Hutcheson’s father, Alex Hutcheson, 92, complained about this. Officers then filed a report six months later, but it was too late to take action.
"We received Mr Hutcheson Sr's complaints in December 2017 and responded in February 2018,” said a police spokesperson. “We upheld a number of his concerns, apologised and outlined action that had been taken.”
Superintendent Simon Wright said the police report arrived too late for the Crown to take action.
The force accepted that a constable failed to accurately record information about the incident and that a sergeant didn't check or sign the crash report.
The constable's claim that there was not enough evidence to prosecute the driver was also dismissed.
A complaint that the sergeant failed to explain why the driver was not charged was also upheld.
Alex Hutcheson then wrote to the Crown Office who ordered the Police Investigations & Review Commissioner (Pirc) to investigate.

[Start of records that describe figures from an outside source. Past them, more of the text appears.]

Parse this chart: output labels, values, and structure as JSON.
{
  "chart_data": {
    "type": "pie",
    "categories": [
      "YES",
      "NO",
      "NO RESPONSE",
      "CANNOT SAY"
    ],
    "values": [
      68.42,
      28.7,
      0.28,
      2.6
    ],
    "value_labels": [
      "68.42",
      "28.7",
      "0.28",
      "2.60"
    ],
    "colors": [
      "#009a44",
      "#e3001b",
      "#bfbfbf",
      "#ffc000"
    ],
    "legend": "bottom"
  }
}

Pirc said: "The matter was fully investigated and a report submitted to the Crown Office in October 2018. Decisions regarding prosecutions are a matter for the Crown."
The Crown's Criminal Allegations Against the Police Division (CAAP-D) decided not to prosecute any officers.
It said the decision was subject of a "full review" by a Crown lawyer with no prior connection to the case who said it was "reasonable" not to prosecute.
In response to this, Hutcheson had written another letter to the Crown accusing them of failing to investigate properly, but died before he could send it.
Campbell and Alex Hutcheson were both keen cyclists, undertaking L’Etape du Tour together when Alex was 70.
Campbell said: "He put his trust in the Crown who let him down very, very badly, and that was the last straw. It drove him to the edge. Alex wanted an inquiry. He wanted this to be aired.
"I think in his memory I've got to tell this story because he looked after me all his life, he was my best friend. Alex pursued it right to the bitter end, right through. He played his cards fair, the honest way, he never told lies."